I think most of the experts in the genetic genealogy field would agree with this statement from Ancestry:"The longer the stretches of evidence for identical haplotypes the more evidence there is that the identity is due to a recent common ancestor."

 From Ancestry "Our test set contains over 150 genotyped samples from a large family with a well-researched pedigree containing about 2,500 relationships that vary from 1 meiosis to 15 meioses. In order to estimate recall, we must know whether a given pair of individuals has IBD." Ancestry compared 150 samples to find IBD, so we can find IBD by comparison. Wonder if they had Colonial American ancestors? I realize they only used this test set for finding IBD in close relatives, but this would seem to suggest mapping would help in establishing a relationship with more distant relatives.

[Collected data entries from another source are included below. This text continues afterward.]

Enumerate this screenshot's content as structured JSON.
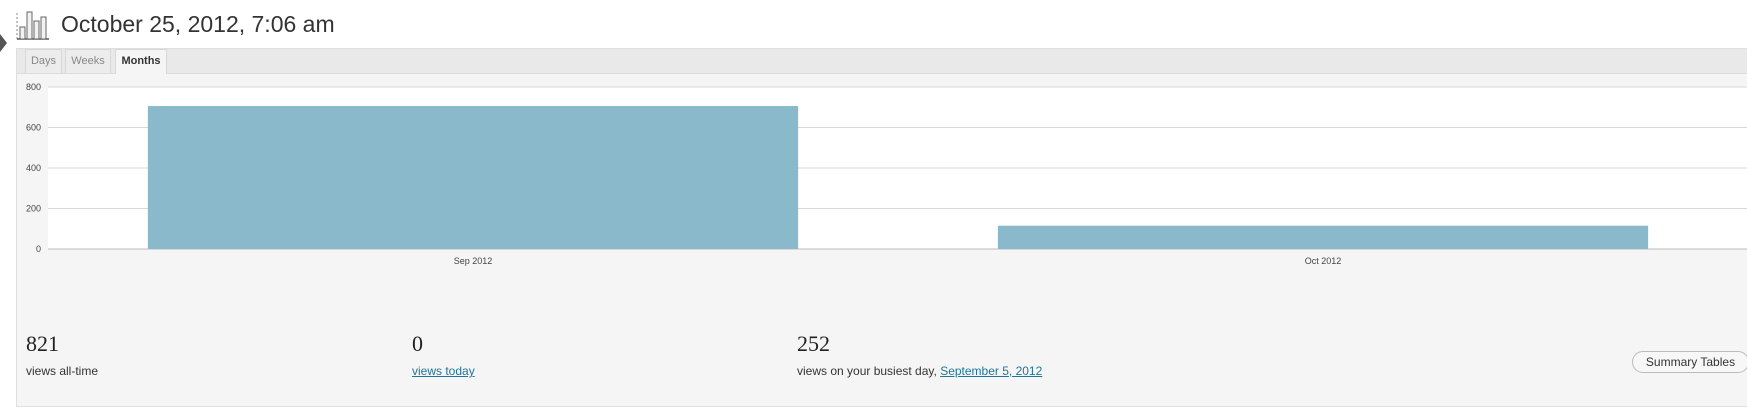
{
  "header": {
    "title": "October 25, 2012, 7:06 am",
    "icon": "stats-chart-icon"
  },
  "tabs": [
    {
      "label": "Days",
      "active": false
    },
    {
      "label": "Weeks",
      "active": false
    },
    {
      "label": "Months",
      "active": true
    }
  ],
  "chart_data": {
    "type": "bar",
    "categories": [
      "Sep 2012",
      "Oct 2012"
    ],
    "values": [
      706,
      115
    ],
    "ylim": [
      0,
      800
    ],
    "yticks": [
      0,
      200,
      400,
      600,
      800
    ],
    "grid": true,
    "bar_color": "#8bb9cc"
  },
  "stats": {
    "all_time": {
      "value": "821",
      "label": "views all-time"
    },
    "today": {
      "value": "0",
      "label": "views today"
    },
    "busiest": {
      "value": "252",
      "label": "views on your busiest day, ",
      "date": "September 5, 2012"
    }
  },
  "summary_button": {
    "label": "Summary Tables"
  }
}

We need the studies carried out by Ancestry and the other companies to guide us as to whether our matches have a good chance of sharing ancestors within the past 6 generations. We need good statistics regarding the likelihood a segment is IBD. Personally if a segment has a good chance of being IBD and I share a set of common ancestors with a match I have little doubt where the segment came from.

Reading Ancestry's white paper for matches did give me some pause for thought...
"third cousins, in fact, are only about 98% likely to have any IBD." Only? That's a pretty high percentage to me? That statement is a little troubling. I hope the rest of the reasoning behind their analysis is better?

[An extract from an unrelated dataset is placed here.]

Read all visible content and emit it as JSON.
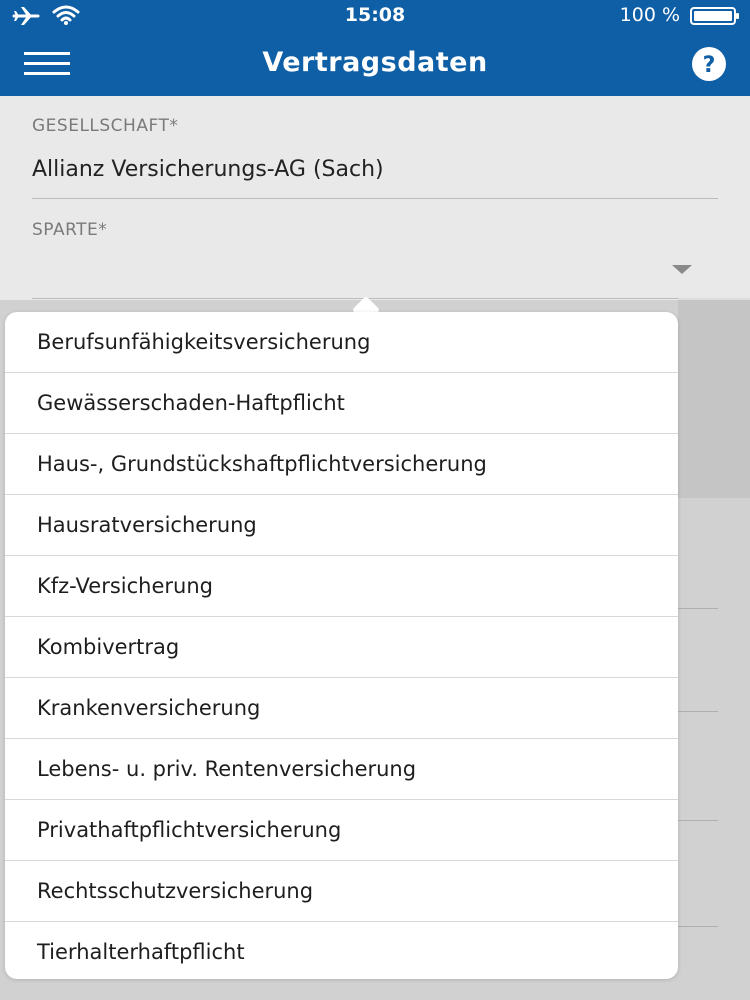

Given the chance I think non scientists, provided with segment IBD probabilities and good trees, can make valid connections with matches


Yaniv Erlich said...

Hi Annette,

The math whether a segment is recent (less than ~7 generations) or ancient is quite complex and requires advanced stats. It is not something that can be done with a pen and paper.

DNA.Land (https://dna.land) relative matching algorithm has the capability to do calculate this stats and classify segments to recent or ancient (see: https://dna.land/relative-finder-info). The website is free, not-for-profit, and accepts DNA form all three major companies. You can upload your data.

Kalani said...

Although I have the genealogies of the people of Pitcairn beginning from the founding 12 people, after comparing a couple of descendants to an actual Pitcairn resident, it was just impossible to map out the segments. More testees would be needed and not to mention relatives from the founding (European) people. Impossible to get relatives of the women since they were Tahitian women who may or may not have been closely related. And all 3 of these people I compared, as admixed as they all may be, especially the two non-Pitcairn residents, they are ALL coming up as matches to other Polynesians.


Annette said...

I've uploaded raw data to DNA.Land. It would be wonderful if more people would do the same.
Sounds like autosomal DNA testing isn't very useful for endogamous Island populations.